All securities issued under the First Tranche, including securities issuable on exercise thereof, are subject to a hold period expiring June 24, 2024, in accordance with the rules and policies of the Exchange and applicable Canadian securities laws.

The First Tranche constituted a “related party transaction” as defined in Multilateral Instrument 61-101 – Protection of Minority Securityholders in Special Transactions (“MI 61-101”), as two related parties of the Company acquired an aggregate of 1,333,333 Units. Following the acquisition, JJ Wilson, Chair of the Board and a Director, holds 6,991,750 Common Shares or 7.85% of the Company and Dane Stevens, Chief Marketing Officer and a Director, holds 8,865,483 Common Shares or 9.95% of the Company. The Company is relying on the exemptions from the valuation and minority shareholder approval requirements of MI 61-101 contained in sections 5.5(a) and 5.7(1)(a) of MI 61-101, as the fair market value of the participation in the Offering by the insiders does not exceed 25% of the market capitalization of the Company, as determined in accordance with MI 61-101.

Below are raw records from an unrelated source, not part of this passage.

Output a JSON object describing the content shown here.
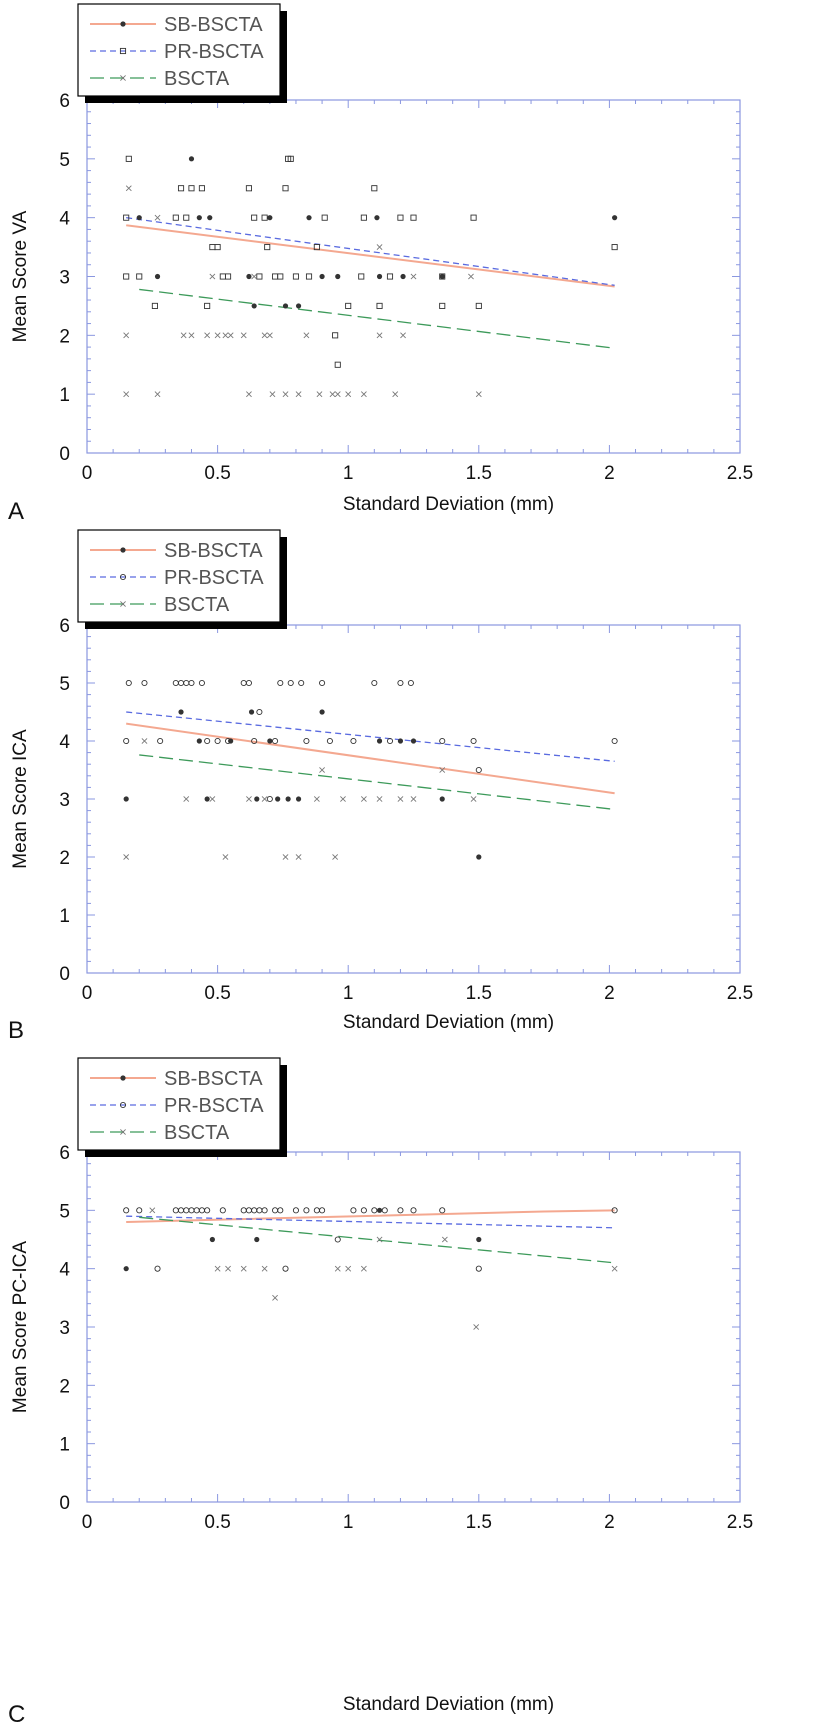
{
  "colors": {
    "frame": "#8a97e0",
    "sb": "#f4a890",
    "pr": "#5a6be0",
    "bs": "#3d9a5a",
    "marker": "#333333",
    "legend_shadow": "#000000"
  },
  "chart_data": [
    {
      "panel": "A",
      "type": "scatter",
      "xlabel": "Standard Deviation (mm)",
      "ylabel": "Mean Score VA",
      "xlim": [
        0,
        2.5
      ],
      "ylim": [
        0,
        6
      ],
      "xticks": [
        "0",
        "0.5",
        "1",
        "1.5",
        "2",
        "2.5"
      ],
      "yticks": [
        "0",
        "1",
        "2",
        "3",
        "4",
        "5",
        "6"
      ],
      "legend": [
        "SB-BSCTA",
        "PR-BSCTA",
        "BSCTA"
      ],
      "series": [
        {
          "name": "SB-BSCTA",
          "marker": "dot",
          "points": [
            [
              0.2,
              4
            ],
            [
              0.27,
              3
            ],
            [
              0.4,
              5
            ],
            [
              0.43,
              4
            ],
            [
              0.47,
              4
            ],
            [
              0.62,
              3
            ],
            [
              0.64,
              2.5
            ],
            [
              0.7,
              4
            ],
            [
              0.76,
              2.5
            ],
            [
              0.81,
              2.5
            ],
            [
              0.85,
              4
            ],
            [
              0.9,
              3
            ],
            [
              0.96,
              3
            ],
            [
              1.11,
              4
            ],
            [
              1.12,
              3
            ],
            [
              1.21,
              3
            ],
            [
              1.36,
              3
            ],
            [
              2.02,
              4
            ]
          ],
          "trend": [
            [
              0.15,
              3.87
            ],
            [
              2.02,
              2.83
            ]
          ]
        },
        {
          "name": "PR-BSCTA",
          "marker": "square",
          "points": [
            [
              0.15,
              4
            ],
            [
              0.16,
              5
            ],
            [
              0.15,
              3
            ],
            [
              0.2,
              3
            ],
            [
              0.26,
              2.5
            ],
            [
              0.34,
              4
            ],
            [
              0.36,
              4.5
            ],
            [
              0.38,
              4
            ],
            [
              0.4,
              4.5
            ],
            [
              0.44,
              4.5
            ],
            [
              0.46,
              2.5
            ],
            [
              0.48,
              3.5
            ],
            [
              0.5,
              3.5
            ],
            [
              0.52,
              3
            ],
            [
              0.54,
              3
            ],
            [
              0.62,
              4.5
            ],
            [
              0.64,
              4
            ],
            [
              0.66,
              3
            ],
            [
              0.68,
              4
            ],
            [
              0.69,
              3.5
            ],
            [
              0.72,
              3
            ],
            [
              0.74,
              3
            ],
            [
              0.76,
              4.5
            ],
            [
              0.77,
              5
            ],
            [
              0.78,
              5
            ],
            [
              0.8,
              3
            ],
            [
              0.85,
              3
            ],
            [
              0.88,
              3.5
            ],
            [
              0.91,
              4
            ],
            [
              0.96,
              1.5
            ],
            [
              0.95,
              2
            ],
            [
              1,
              2.5
            ],
            [
              1.05,
              3
            ],
            [
              1.06,
              4
            ],
            [
              1.1,
              4.5
            ],
            [
              1.12,
              2.5
            ],
            [
              1.16,
              3
            ],
            [
              1.2,
              4
            ],
            [
              1.25,
              4
            ],
            [
              1.36,
              2.5
            ],
            [
              1.36,
              3
            ],
            [
              1.48,
              4
            ],
            [
              1.5,
              2.5
            ],
            [
              2.02,
              3.5
            ]
          ],
          "trend": [
            [
              0.15,
              4.0
            ],
            [
              2.02,
              2.85
            ]
          ]
        },
        {
          "name": "BSCTA",
          "marker": "x",
          "points": [
            [
              0.15,
              2
            ],
            [
              0.15,
              1
            ],
            [
              0.16,
              4.5
            ],
            [
              0.27,
              1
            ],
            [
              0.27,
              4
            ],
            [
              0.37,
              2
            ],
            [
              0.4,
              2
            ],
            [
              0.46,
              2
            ],
            [
              0.48,
              3
            ],
            [
              0.5,
              2
            ],
            [
              0.53,
              2
            ],
            [
              0.55,
              2
            ],
            [
              0.6,
              2
            ],
            [
              0.62,
              1
            ],
            [
              0.64,
              3
            ],
            [
              0.68,
              2
            ],
            [
              0.7,
              2
            ],
            [
              0.71,
              1
            ],
            [
              0.76,
              1
            ],
            [
              0.81,
              1
            ],
            [
              0.84,
              2
            ],
            [
              0.89,
              1
            ],
            [
              0.94,
              1
            ],
            [
              0.96,
              1
            ],
            [
              1,
              1
            ],
            [
              1.06,
              1
            ],
            [
              1.12,
              3.5
            ],
            [
              1.12,
              2
            ],
            [
              1.18,
              1
            ],
            [
              1.21,
              2
            ],
            [
              1.25,
              3
            ],
            [
              1.47,
              3
            ],
            [
              1.5,
              1
            ]
          ],
          "trend": [
            [
              0.2,
              2.78
            ],
            [
              2.02,
              1.78
            ]
          ]
        }
      ]
    },
    {
      "panel": "B",
      "type": "scatter",
      "xlabel": "Standard Deviation (mm)",
      "ylabel": "Mean Score ICA",
      "xlim": [
        0,
        2.5
      ],
      "ylim": [
        0,
        6
      ],
      "xticks": [
        "0",
        "0.5",
        "1",
        "1.5",
        "2",
        "2.5"
      ],
      "yticks": [
        "0",
        "1",
        "2",
        "3",
        "4",
        "5",
        "6"
      ],
      "legend": [
        "SB-BSCTA",
        "PR-BSCTA",
        "BSCTA"
      ],
      "series": [
        {
          "name": "SB-BSCTA",
          "marker": "dot",
          "points": [
            [
              0.15,
              3
            ],
            [
              0.36,
              4.5
            ],
            [
              0.43,
              4
            ],
            [
              0.46,
              3
            ],
            [
              0.55,
              4
            ],
            [
              0.63,
              4.5
            ],
            [
              0.65,
              3
            ],
            [
              0.7,
              4
            ],
            [
              0.73,
              3
            ],
            [
              0.77,
              3
            ],
            [
              0.81,
              3
            ],
            [
              0.9,
              4.5
            ],
            [
              1.12,
              4
            ],
            [
              1.2,
              4
            ],
            [
              1.25,
              4
            ],
            [
              1.36,
              3
            ],
            [
              1.5,
              2
            ]
          ],
          "trend": [
            [
              0.15,
              4.3
            ],
            [
              2.02,
              3.1
            ]
          ]
        },
        {
          "name": "PR-BSCTA",
          "marker": "circle",
          "points": [
            [
              0.15,
              4
            ],
            [
              0.16,
              5
            ],
            [
              0.22,
              5
            ],
            [
              0.28,
              4
            ],
            [
              0.34,
              5
            ],
            [
              0.36,
              5
            ],
            [
              0.38,
              5
            ],
            [
              0.4,
              5
            ],
            [
              0.44,
              5
            ],
            [
              0.46,
              4
            ],
            [
              0.5,
              4
            ],
            [
              0.54,
              4
            ],
            [
              0.6,
              5
            ],
            [
              0.62,
              5
            ],
            [
              0.64,
              4
            ],
            [
              0.66,
              4.5
            ],
            [
              0.7,
              3
            ],
            [
              0.72,
              4
            ],
            [
              0.74,
              5
            ],
            [
              0.78,
              5
            ],
            [
              0.82,
              5
            ],
            [
              0.84,
              4
            ],
            [
              0.9,
              5
            ],
            [
              0.93,
              4
            ],
            [
              1.02,
              4
            ],
            [
              1.1,
              5
            ],
            [
              1.16,
              4
            ],
            [
              1.2,
              5
            ],
            [
              1.24,
              5
            ],
            [
              1.36,
              4
            ],
            [
              1.48,
              4
            ],
            [
              1.5,
              3.5
            ],
            [
              2.02,
              4
            ]
          ],
          "trend": [
            [
              0.15,
              4.5
            ],
            [
              2.02,
              3.65
            ]
          ]
        },
        {
          "name": "BSCTA",
          "marker": "x",
          "points": [
            [
              0.15,
              2
            ],
            [
              0.22,
              4
            ],
            [
              0.38,
              3
            ],
            [
              0.48,
              3
            ],
            [
              0.53,
              2
            ],
            [
              0.62,
              3
            ],
            [
              0.68,
              3
            ],
            [
              0.76,
              2
            ],
            [
              0.81,
              2
            ],
            [
              0.88,
              3
            ],
            [
              0.9,
              3.5
            ],
            [
              0.95,
              2
            ],
            [
              0.98,
              3
            ],
            [
              1.06,
              3
            ],
            [
              1.12,
              3
            ],
            [
              1.2,
              3
            ],
            [
              1.25,
              3
            ],
            [
              1.36,
              3.5
            ],
            [
              1.48,
              3
            ]
          ],
          "trend": [
            [
              0.2,
              3.76
            ],
            [
              2.02,
              2.82
            ]
          ]
        }
      ]
    },
    {
      "panel": "C",
      "type": "scatter",
      "xlabel": "Standard Deviation (mm)",
      "ylabel": "Mean Score PC-ICA",
      "xlim": [
        0,
        2.5
      ],
      "ylim": [
        0,
        6
      ],
      "xticks": [
        "0",
        "0.5",
        "1",
        "1.5",
        "2",
        "2.5"
      ],
      "yticks": [
        "0",
        "1",
        "2",
        "3",
        "4",
        "5",
        "6"
      ],
      "legend": [
        "SB-BSCTA",
        "PR-BSCTA",
        "BSCTA"
      ],
      "series": [
        {
          "name": "SB-BSCTA",
          "marker": "dot",
          "points": [
            [
              0.15,
              4
            ],
            [
              0.48,
              4.5
            ],
            [
              0.65,
              4.5
            ],
            [
              1.12,
              5
            ],
            [
              1.5,
              4.5
            ]
          ],
          "trend": [
            [
              0.15,
              4.8
            ],
            [
              1.75,
              4.98
            ],
            [
              2.02,
              5.0
            ]
          ]
        },
        {
          "name": "PR-BSCTA",
          "marker": "circle",
          "points": [
            [
              0.15,
              5
            ],
            [
              0.2,
              5
            ],
            [
              0.27,
              4
            ],
            [
              0.34,
              5
            ],
            [
              0.36,
              5
            ],
            [
              0.38,
              5
            ],
            [
              0.4,
              5
            ],
            [
              0.42,
              5
            ],
            [
              0.44,
              5
            ],
            [
              0.46,
              5
            ],
            [
              0.52,
              5
            ],
            [
              0.6,
              5
            ],
            [
              0.62,
              5
            ],
            [
              0.64,
              5
            ],
            [
              0.66,
              5
            ],
            [
              0.68,
              5
            ],
            [
              0.72,
              5
            ],
            [
              0.74,
              5
            ],
            [
              0.76,
              4
            ],
            [
              0.8,
              5
            ],
            [
              0.84,
              5
            ],
            [
              0.88,
              5
            ],
            [
              0.9,
              5
            ],
            [
              0.96,
              4.5
            ],
            [
              1.02,
              5
            ],
            [
              1.06,
              5
            ],
            [
              1.1,
              5
            ],
            [
              1.14,
              5
            ],
            [
              1.2,
              5
            ],
            [
              1.25,
              5
            ],
            [
              1.36,
              5
            ],
            [
              1.5,
              4
            ],
            [
              2.02,
              5
            ]
          ],
          "trend": [
            [
              0.15,
              4.9
            ],
            [
              2.02,
              4.7
            ]
          ]
        },
        {
          "name": "BSCTA",
          "marker": "x",
          "points": [
            [
              0.25,
              5
            ],
            [
              0.5,
              4
            ],
            [
              0.54,
              4
            ],
            [
              0.6,
              4
            ],
            [
              0.68,
              4
            ],
            [
              0.72,
              3.5
            ],
            [
              0.96,
              4
            ],
            [
              1,
              4
            ],
            [
              1.06,
              4
            ],
            [
              1.12,
              4.5
            ],
            [
              1.37,
              4.5
            ],
            [
              1.49,
              3
            ],
            [
              2.02,
              4
            ]
          ],
          "trend": [
            [
              0.2,
              4.88
            ],
            [
              2.02,
              4.1
            ]
          ]
        }
      ]
    }
  ]
}
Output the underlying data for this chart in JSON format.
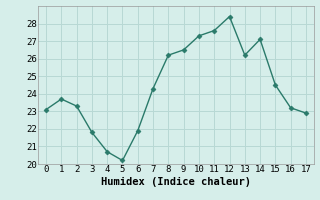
{
  "x": [
    0,
    1,
    2,
    3,
    4,
    5,
    6,
    7,
    8,
    9,
    10,
    11,
    12,
    13,
    14,
    15,
    16,
    17
  ],
  "y": [
    23.1,
    23.7,
    23.3,
    21.8,
    20.7,
    20.2,
    21.9,
    24.3,
    26.2,
    26.5,
    27.3,
    27.6,
    28.4,
    26.2,
    27.1,
    24.5,
    23.2,
    22.9
  ],
  "line_color": "#2a7a6a",
  "marker": "D",
  "marker_size": 2.5,
  "bg_color": "#d6eeea",
  "grid_color": "#b8d8d4",
  "xlabel": "Humidex (Indice chaleur)",
  "ylim": [
    20,
    29
  ],
  "xlim": [
    -0.5,
    17.5
  ],
  "yticks": [
    20,
    21,
    22,
    23,
    24,
    25,
    26,
    27,
    28
  ],
  "xticks": [
    0,
    1,
    2,
    3,
    4,
    5,
    6,
    7,
    8,
    9,
    10,
    11,
    12,
    13,
    14,
    15,
    16,
    17
  ],
  "tick_fontsize": 6.5,
  "xlabel_fontsize": 7.5
}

In addition to the financing, the Company also announces that specific founders have agreed to a one-year voluntary lock-up period for their founder shares. The last portion of these shares was initially set to be released from escrow on February 23, 2024, marking 36 months from Optimi’s original listing date. Consequently, a total of 2,916,000 founder shares will remain voluntarily locked up. This additional commitment, along with the founders’ participation in the financing, emphasizes their dedication to commercializing the business and establishing sustainable markets for its products.